Sadly, and after only a few months of great happiness, George Eliot was to die of a kidney ailment, aged sixty-one. Her health had never been good; she suffered from a formidable array of psychosomatic ailments—racking headaches attacked her whenever she wrote—but she was tough too and always a great traveler. Her death came as a shock to the new husband who had looked after her so devotedly, just as the death of her beloved partner Lewes had come as a bewildering shock to her. If any woman ever needed a man it was George Eliot, and she was lucky to have acquired two good men who made it their life’s work to look after her, although Lewes remained mercurial and frivolous to the end, and it may well be, unfaithful on occasion.

Someone asked Henry James what Cross must have felt when his wife died. After prolonged rumination James replied: “Surprise? Regret? Remorse? Relief.” And Cross never married again. Once was enough for him, and the burden of being Chief Worshipper at the great lady’s shrine was to prove as onerous as were the spousal duties Cross had originally taken on. There was the Life to write, a massive three-volume Victorian affair, epitomizing the pieties and concealments which Lytton Strachey was to deride and excoriate when he himself came to write Eminent Victorians. As Kathryn Hughes well puts it, the Eliot of Cross’s biography is “the Sibyl, the Sage, the earnest talking head who urges the world to try harder.” Prime Minister Gladstone, another great Victorian not remarkable for iconoclasm or salacious curiosity, was nonetheless heard to murmur as he read it, “It is not a Life at all. It is a reticence in three volumes.”

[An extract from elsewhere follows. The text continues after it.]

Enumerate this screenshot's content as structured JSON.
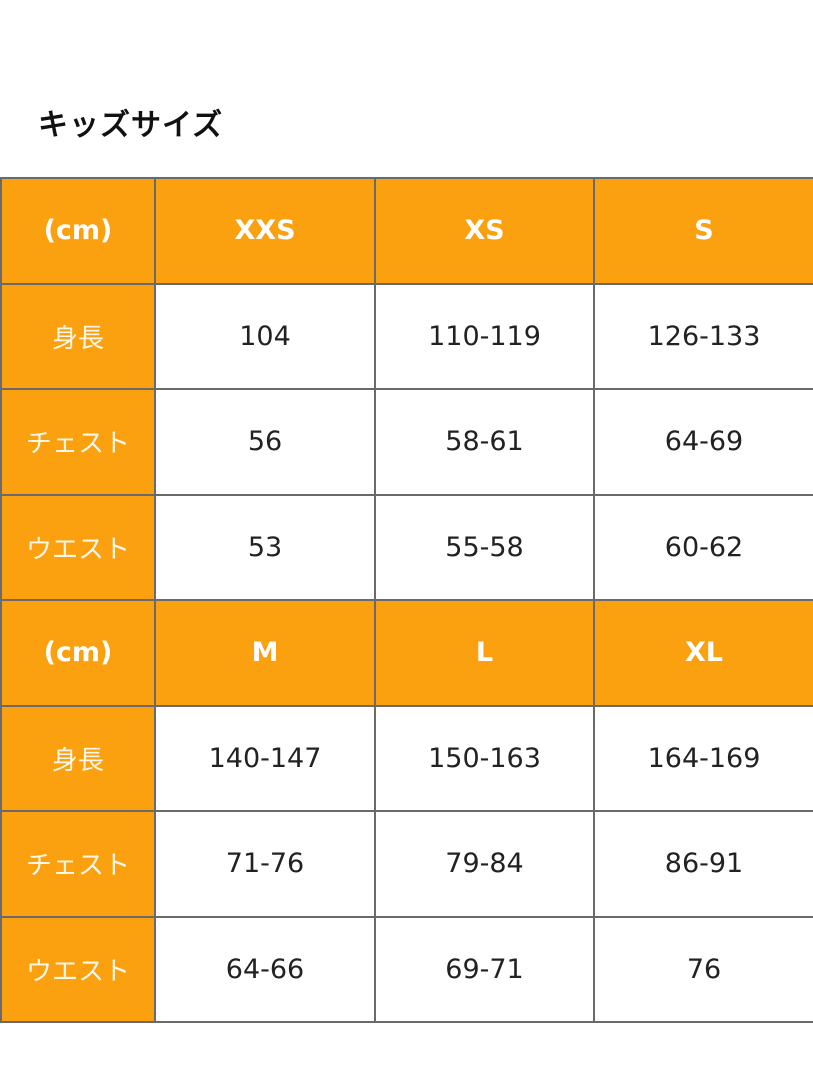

The fate of lawgivers and sibyls, in literature if not in life, is to have no lasting influence. George Eliot’s precepts can be said to have perished with her. She had tried to turn the novel into too blunt an instrument not only of culture and duty but of what Matthew Arnold called “sweetness and light.” She should have heeded what her contemporary Emily Dickinson (of whom of course she had never heard) was to do, and “tell all the truth but tell it slant.” Henry James, the novelist who did indeed learn from her but who was also her most searching and clear-eyed critic, did just that. But as Kathryn Hughes implies in her admirably sensible and workmanlike biography, George Eliot can reveal much to us today precisely because she and her mindset and her philosophy of life seem so far off, so irrevocably in a past which has become and will no doubt remain totally a matter of history. Shakespeare may be “our contemporary,” to say nothing of Pushkin or Proust or the Metaphysical poets, but George Eliot is emphatically not. It is true that many young women even today do not feel that Dorothea Brooke or Gwendolen Harleth are remote from them and read about them with passion. But Eliot herself remains forever the Great Victorian, as well as the last. She lives in a distant and now unrecoverable country of her own.